For most of the last fifteen years now, Ann Arborites have had the opportunity to watch the remarkable talent of Bob Hicok grow and mature. It wasn't long after he started writing poems to perform at the monthly local Poetry Slam that he began to find outlets eager to publish his work. His poems appear regularly now in the yearly Best American Poetry anthologies, and this year he was a finalist for the National Book Critics Circle Award for Poetry, one of the three most prestigious awards an American writer can win. Animal Soul, the book that almost won the prize and Hicok's third full-length collection, has led to some major magazine attention, some of which may finally be changing the conditions of Hicok's life, at least a little bit.

For years he practiced his art in between the busy times of an independent die designer, mostly for the manufacture of auto parts. Hicok would work on his poems early in the morning before he submitted to the demands of making a living, and he would spend his evenings getting the work out, looking for an audience. Now he can actually take some time away from his successful private business; this year he's teaching poetry at WMU, and he has finally been invited to read his poems in the U-M Visiting Writers series at the business school's Hale Auditorium on Monday, November 4.

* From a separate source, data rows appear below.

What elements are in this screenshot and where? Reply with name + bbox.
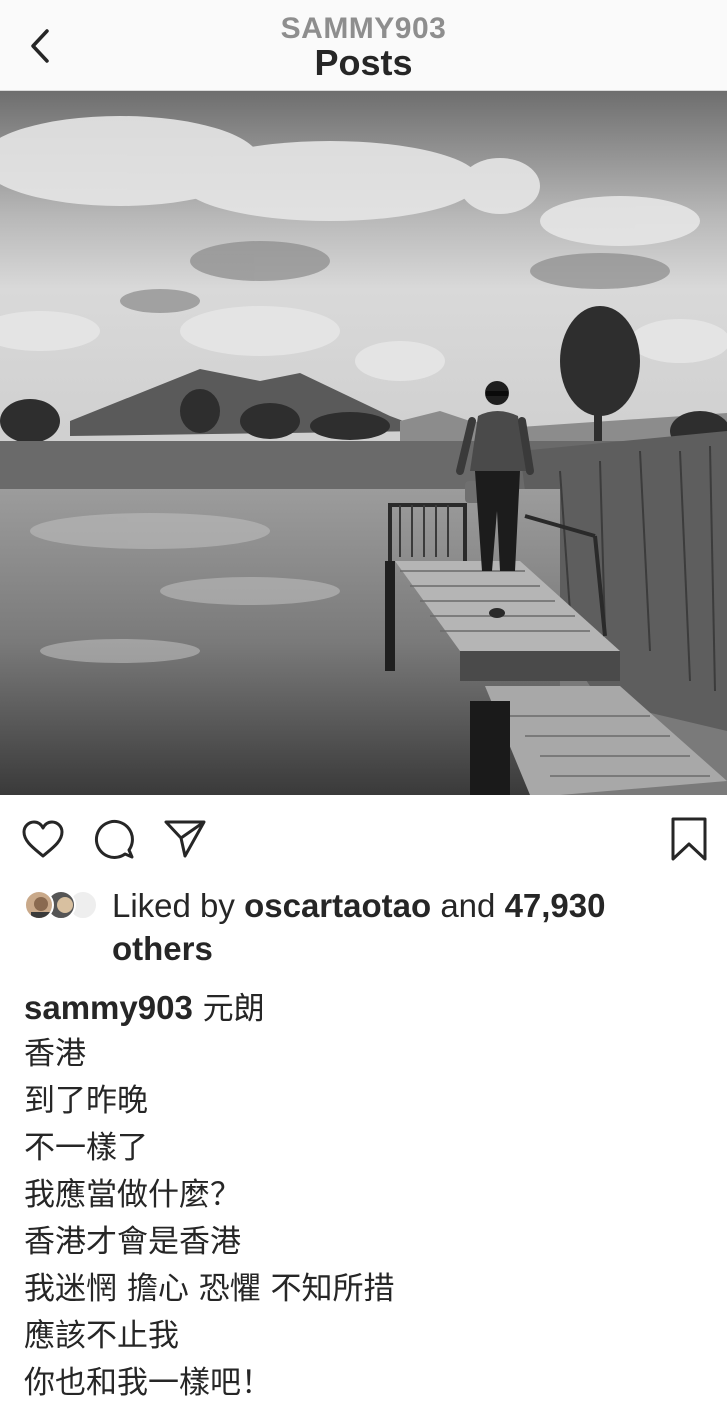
caption-line: 我應當做什麼？ xyxy=(24,1177,241,1213)
post-action-bar xyxy=(0,806,727,872)
caption-username-link[interactable]: sammy903 xyxy=(24,989,193,1026)
post-caption: sammy903 元朗 香港 到了昨晚 不一樣了 我應當做什麼？ 香港才會是香港… xyxy=(24,984,704,1407)
likes-count[interactable]: 47,930 xyxy=(505,887,606,924)
caption-line: 到了昨晚 xyxy=(24,1083,148,1119)
caption-first-line: sammy903 元朗 xyxy=(24,984,704,1031)
share-button[interactable] xyxy=(160,814,210,864)
header-username: SAMMY903 xyxy=(280,12,447,45)
heart-icon xyxy=(22,820,64,858)
caption-line: 香港 xyxy=(24,1036,86,1072)
caption-line: 應該不止我 xyxy=(24,1318,179,1354)
paper-plane-icon xyxy=(164,820,206,858)
post-photo[interactable] xyxy=(0,91,727,795)
bookmark-icon xyxy=(671,817,707,861)
caption-line: 我迷惘 擔心 恐懼 不知所措 xyxy=(24,1271,395,1307)
page-title: Posts xyxy=(314,42,413,83)
save-button[interactable] xyxy=(664,814,714,864)
top-nav-bar: SAMMY903 Posts xyxy=(0,0,727,91)
comment-button[interactable] xyxy=(89,814,139,864)
caption-text: 元朗 xyxy=(202,991,265,1027)
like-button[interactable] xyxy=(18,814,68,864)
caption-line: 不一樣了 xyxy=(24,1130,148,1166)
avatar[interactable] xyxy=(24,890,54,920)
liked-by-user-link[interactable]: oscartaotao xyxy=(244,887,431,924)
likes-others[interactable]: others xyxy=(112,930,213,967)
caption-line: 香港才會是香港 xyxy=(24,1224,241,1260)
likes-prefix: Liked by xyxy=(112,887,235,924)
likes-section: Liked by oscartaotao and 47,930 others xyxy=(0,884,727,974)
likes-text: Liked by oscartaotao and 47,930 others xyxy=(112,884,672,970)
likes-and: and xyxy=(440,887,496,924)
comment-icon xyxy=(94,819,134,859)
caption-line: 你也和我一樣吧！ xyxy=(24,1365,272,1401)
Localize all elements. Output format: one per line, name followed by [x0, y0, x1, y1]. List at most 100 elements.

Hicok's poems have always had an edge to them. The poems are often funny, placing unexpected things next to each other in startling ways. For instance, "How Origami Was Invented" begins:

The last I went to confession was to whisper
I like being alone. I was penanced to sing
Stayin' Alive one hundred times. Solitude
almost tastes like grapes, of course not
but alone I can think such things,
there's no one to counter strawberries.

I don't think there's another poet who uses the commodities of popular culture to evoke conditions of the soul as successfully as Hicok. That same balance of the very serious with the frivolous also enables him to persuasively engage issues of social concern, like child abuse or homelessness, making these themes part of his poetry without sounding as though he's engaged in any easy moralizing or trying to beat some political drum.

Above all, Hicok's poetry is carried forward by the sound and play of words. As he says in another poem, "If you don't pay attention to the tune / something mystical happens and there's music / despite your best intentions."